Si cette mesure semble satisfaire les exigences de la Socas, qui menace de ne pas acheter la production locale sous prétexte d’une mévente de ses produits, elle risque de sceller le sort de ses deux concurrents qui viennent de se lancer dans la phase agro-industrielle. Agroline qui a remonté la filière cette année en achetant 11 205 tonnes, et Takamoul, qui doit remonter la filière cette année, risquent d’être asphyxiées. Elles seraient en effet obligées d’attendre la prochaine campagne, autrement dit dans 8 mois, pour fonctionner de nouveau alors que la production nationale est loin d’être suffisante pour couvrir les besoins du marché.La campagne est terminée depuis le 15 mai et la ressource n’étant donc plus disponible, les unités industrielles attendent toujours les autorisations de l’Etat, qui lors de la réunion du comité tomate, ne s’est toujours pas prononcé. Des tergiversations qui poussent certains à penser que l’Etat veut soutenir la position de la Socas.
Joint au téléphone, hier, dans la soirée, Hassan Attieh, le Directeur général de Agroline explique que les nombreuses rencontres sur la question n’ont pas permis d’avancer. Et c’est pour indexer directement la Socas. «A chaque réunion, on revient à la case départ. On avait demandé un état des lieux des stocks et Socas a remis en doute les résultats des agents assermentés de l’Etat. Du coup, on doit le refaire. Je me demande si Socas a un droit de veto ? On ne peut pas continuer à rester sous son contrôle au niveau du comité. Si Socas décide d’importer du triple concentré, on autorise à tout le monde ; si elle n’en veut pas, on bloque toutes les autres unités», regrette Attieh. Qui s’interroge : «quelle est cette rationalité économique qui voudrait que l’interdiction porte en priorité sur le triple concentré et non sur le double concentré (produit fini) qui n’apporte aucune valeur ajoutée ? Quelle est cette rationalité économique qui peut accepter que des usines restent fermées 8 mois mettant en chômage tout son personnel et que toute la tomate fraîche disponible a été enlevée et même entièrement payée par son entreprise ? Quelle est cette rationalité économique qui entrave le libre jeu de la concurrence puisque basé sur l’état des stocks d’un concurrent ?».

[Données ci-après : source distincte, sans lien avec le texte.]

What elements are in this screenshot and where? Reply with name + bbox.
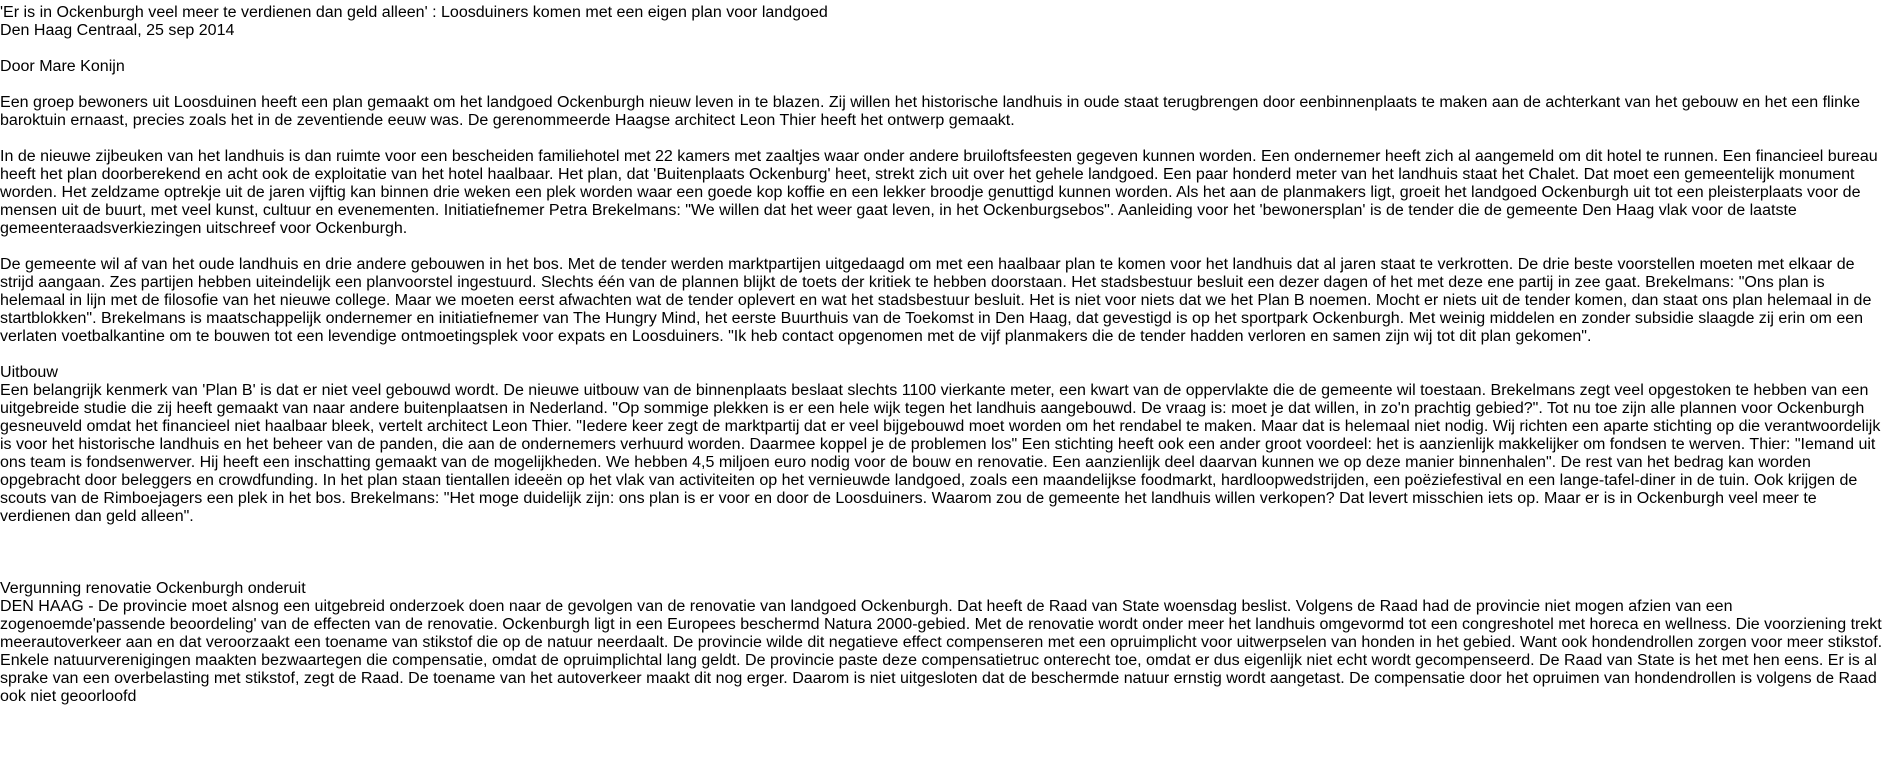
paragraph-tender: De gemeente wil af van het oude landhuis en drie andere gebouwen in het bos. Met de tender werden marktpartijen uitgedaagd om met een haalbaar plan te komen voor het landhuis dat al jaren staat te verkrotten. De drie beste voorstellen moeten met elkaar de strijd aangaan. Zes partijen hebben uiteindelijk een planvoorstel ingestuurd. Slechts één van de plannen blijkt de toets der kritiek te hebben doorstaan. Het stadsbestuur besluit een dezer dagen of het met deze ene partij in zee gaat. Brekelmans: "Ons plan is helemaal in lijn met de filosofie van het nieuwe college. Maar we moeten eerst afwachten wat de tender oplevert en wat het stadsbestuur besluit. Het is niet voor niets dat we het Plan B noemen. Mocht er niets uit de tender komen, dan staat ons plan helemaal in de startblokken". Brekelmans is maatschappelijk ondernemer en initiatiefnemer van The Hungry Mind, het eerste Buurthuis van de Toekomst in Den Haag, dat gevestigd is op het sportpark Ockenburgh. Met weinig middelen en zonder subsidie slaagde zij erin om een verlaten voetbalkantine om te bouwen tot een levendige ontmoetingsplek voor expats en Loosduiners. "Ik heb contact opgenomen met de vijf planmakers die de tender hadden verloren en samen zijn wij tot dit plan gekomen". bbox=[0, 255, 1872, 345]
document-body bbox=[0, 3, 1884, 705]
paragraph-intro: Een groep bewoners uit Loosduinen heeft een plan gemaakt om het landgoed Ockenburgh nieuw leven in te blazen. Zij willen het historische landhuis in oude staat terugbrengen door eenbinnenplaats te maken aan de achterkant van het gebouw en het een flinke baroktuin ernaast, precies zoals het in de zeventiende eeuw was. De gerenommeerde Haagse architect Leon Thier heeft het ontwerp gemaakt. bbox=[0, 93, 1861, 129]
author-byline: Door Mare Konijn bbox=[0, 57, 125, 75]
second-article-body: DEN HAAG - De provincie moet alsnog een uitgebreid onderzoek doen naar de gevolgen van de renovatie van landgoed Ockenburgh. Dat heeft de Raad van State woensdag beslist. Volgens de Raad had de provincie niet mogen afzien van een zogenoemde'passende beoordeling' van de effecten van de renovatie. Ockenburgh ligt in een Europees beschermd Natura 2000-gebied. Met de renovatie wordt onder meer het landhuis omgevormd tot een congreshotel met horeca en wellness. Die voorziening trekt meerautoverkeer aan en dat veroorzaakt een toename van stikstof die op de natuur neerdaalt. De provincie wilde dit negatieve effect compenseren met een opruimplicht voor uitwerpselen van honden in het gebied. Want ook hondendrollen zorgen voor meer stikstof. Enkele natuurverenigingen maakten bezwaartegen die compensatie, omdat de opruimplichtal lang geldt. De provincie paste deze compensatietruc onterecht toe, omdat er dus eigenlijk niet echt wordt gecompenseerd. De Raad van State is het met hen eens. Er is al sprake van een overbelasting met stikstof, zegt de Raad. De toename van het autoverkeer maakt dit nog erger. Daarom is niet uitgesloten dat de beschermde natuur ernstig wordt aangetast. De compensatie door het opruimen van hondendrollen is volgens de Raad ook niet geoorloofd bbox=[0, 597, 1883, 705]
article-headline: 'Er is in Ockenburgh veel meer te verdienen dan geld alleen' : Loosduiners komen met een eigen plan voor landgoed bbox=[0, 3, 828, 21]
spacer bbox=[0, 345, 1884, 363]
spacer bbox=[0, 129, 1884, 147]
spacer bbox=[0, 75, 1884, 93]
section-heading: Uitbouw bbox=[0, 363, 58, 381]
paragraph-uitbouw: Een belangrijk kenmerk van 'Plan B' is dat er niet veel gebouwd wordt. De nieuwe uitbouw van de binnenplaats beslaat slechts 1100 vierkante meter, een kwart van de oppervlakte die de gemeente wil toestaan. Brekelmans zegt veel opgestoken te hebben van een uitgebreide studie die zij heeft gemaakt van naar andere buitenplaatsen in Nederland. "Op sommige plekken is er een hele wijk tegen het landhuis aangebouwd. De vraag is: moet je dat willen, in zo'n prachtig gebied?". Tot nu toe zijn alle plannen voor Ockenburgh gesneuveld omdat het financieel niet haalbaar bleek, vertelt architect Leon Thier. "Iedere keer zegt de marktpartij dat er veel bijgebouwd moet worden om het rendabel te maken. Maar dat is helemaal niet nodig. Wij richten een aparte stichting op die verantwoordelijk is voor het historische landhuis en het beheer van de panden, die aan de ondernemers verhuurd worden. Daarmee koppel je de problemen los" Een stichting heeft ook een ander groot voordeel: het is aanzienlijk makkelijker om fondsen te werven. Thier: "Iemand uit ons team is fondsenwerver. Hij heeft een inschatting gemaakt van de mogelijkheden. We hebben 4,5 miljoen euro nodig voor de bouw en renovatie. Een aanzienlijk deel daarvan kunnen we op deze manier binnenhalen". De rest van het bedrag kan worden opgebracht door beleggers en crowdfunding. In het plan staan tientallen ideeën op het vlak van activiteiten op het vernieuwde landgoed, zoals een maandelijkse foodmarkt, hardloopwedstrijden, een poëziefestival en een lange-tafel-diner in de tuin. Ook krijgen de scouts van de Rimboejagers een plek in het bos. Brekelmans: "Het moge duidelijk zijn: ons plan is er voor en door de Loosduiners. Waarom zou de gemeente het landhuis willen verkopen? Dat levert misschien iets op. Maar er is in Ockenburgh veel meer te verdienen dan geld alleen". bbox=[0, 381, 1881, 525]
source-date: Den Haag Centraal, 25 sep 2014 bbox=[0, 21, 235, 39]
spacer bbox=[0, 525, 1884, 579]
spacer bbox=[0, 237, 1884, 255]
second-article-headline: Vergunning renovatie Ockenburgh onderuit bbox=[0, 579, 306, 597]
paragraph-hotel-plan: In de nieuwe zijbeuken van het landhuis is dan ruimte voor een bescheiden familiehotel met 22 kamers met zaaltjes waar onder andere bruiloftsfeesten gegeven kunnen worden. Een ondernemer heeft zich al aangemeld om dit hotel te runnen. Een financieel bureau heeft het plan doorberekend en acht ook de exploitatie van het hotel haalbaar. Het plan, dat 'Buitenplaats Ockenburg' heet, strekt zich uit over het gehele landgoed. Een paar honderd meter van het landhuis staat het Chalet. Dat moet een gemeentelijk monument worden. Het zeldzame optrekje uit de jaren vijftig kan binnen drie weken een plek worden waar een goede kop koffie en een lekker broodje genuttigd kunnen worden. Als het aan de planmakers ligt, groeit het landgoed Ockenburgh uit tot een pleisterplaats voor de mensen uit de buurt, met veel kunst, cultuur en evenementen. Initiatiefnemer Petra Brekelmans: "We willen dat het weer gaat leven, in het Ockenburgsebos". Aanleiding voor het 'bewonersplan' is de tender die de gemeente Den Haag vlak voor de laatste gemeenteraadsverkiezingen uitschreef voor Ockenburgh. bbox=[0, 147, 1878, 237]
spacer bbox=[0, 39, 1884, 57]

Hassan Attieh dénonce ce «jeu de yoyo» et accuse des forces tapies dans l’ombre qui veulent freiner l’élan de son usine. Pour lui, le jeu de la concurrence a permis depuis plus de 5 ans une remarquable stabilité du prix du concentré durant de grandes fluctuations des produits de grande consommation. Du côté de l’Agence de régulation des marchés, on minimise cette menace sur la prochaine campagne et sur la fermeture de cette unité de production. Mbaye Kébé, président de cette structure, que nous avons également joint au téléphone, confirme ces tergiversations de l’Etat sur un éventuel gel des importations. Il soutient que la Socas n’y est pas favorable, pour des problèmes de défauts de vente. Mais, il assure que les autres usines vont continuer à travailler car l’Etat va tout faire pour sauvegarder les emplois. «Compte tenu des investissements, rien n’interdit l’approvisionnement du marché en triple pour faire du double», dit Kébé.